If you have followed all of these steps and still feel terrible, you may be experiencing heavy metal toxicity. This is best treated through a responsible healthcare practitioner with knowledge of biodentistry, chelation therapy, and specific detox procedures.

Reconnect to yourself, others, and nature. Understanding our place in the Universe, where we belong, who we are, and what we are responsible for are some of life’s greatest challenges. But you can begin to find some answers by using the same approach we’re discussing. No one can be expected to figure it all out right away, but little steps can lead to huge strides over time — and a significant improvement in your energy and health.

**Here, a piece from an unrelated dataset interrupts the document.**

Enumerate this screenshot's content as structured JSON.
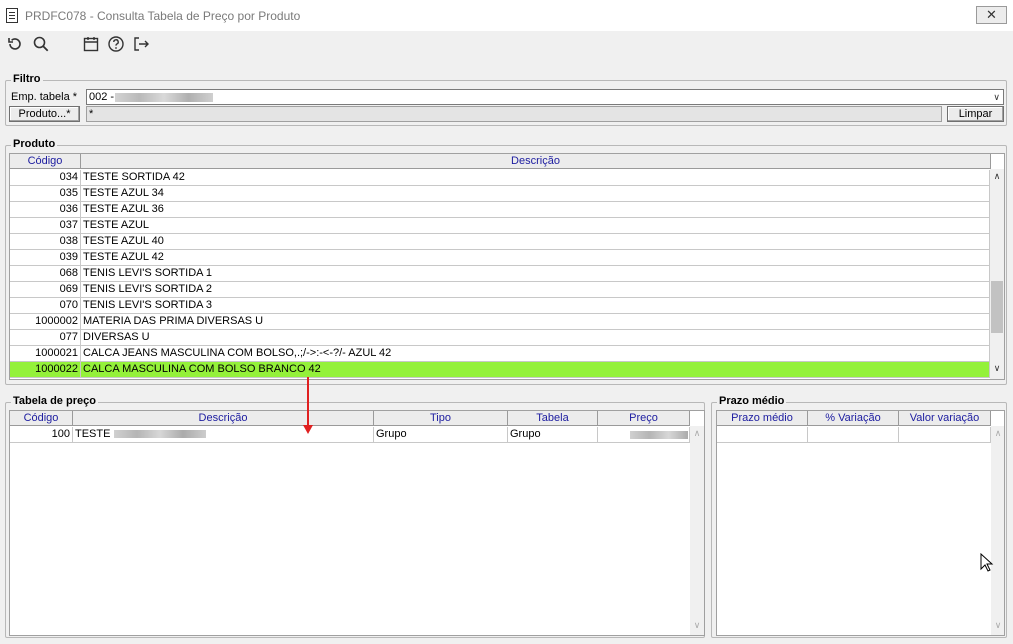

“Talk therapy” can be very useful at freeing our minds of mental burdens. Most of us carry some emotional baggage around. What we don’t often know is that there are lots of ways to either lighten or relinquish the load — but it’s hard to go it alone. Talk to your healthcare practitioner, trusted friend, or family member for referrals and don’t be afraid to try a few people to find one you like.

Building community is the next ripple that extends past the drop of your personal detox pebble. Connecting with others in a positive way works both ways: it makes you feel better and makes others around you healthier too.

Recognizing our deeper connection to a greater power, either through nature or religion, helps us to understand that each and every one of us are part of something larger than just ourselves. We are all powerful agents of change. It is my sincere hope that you will embrace your power and put it to good use, for your own health, that of your loved ones, and the world.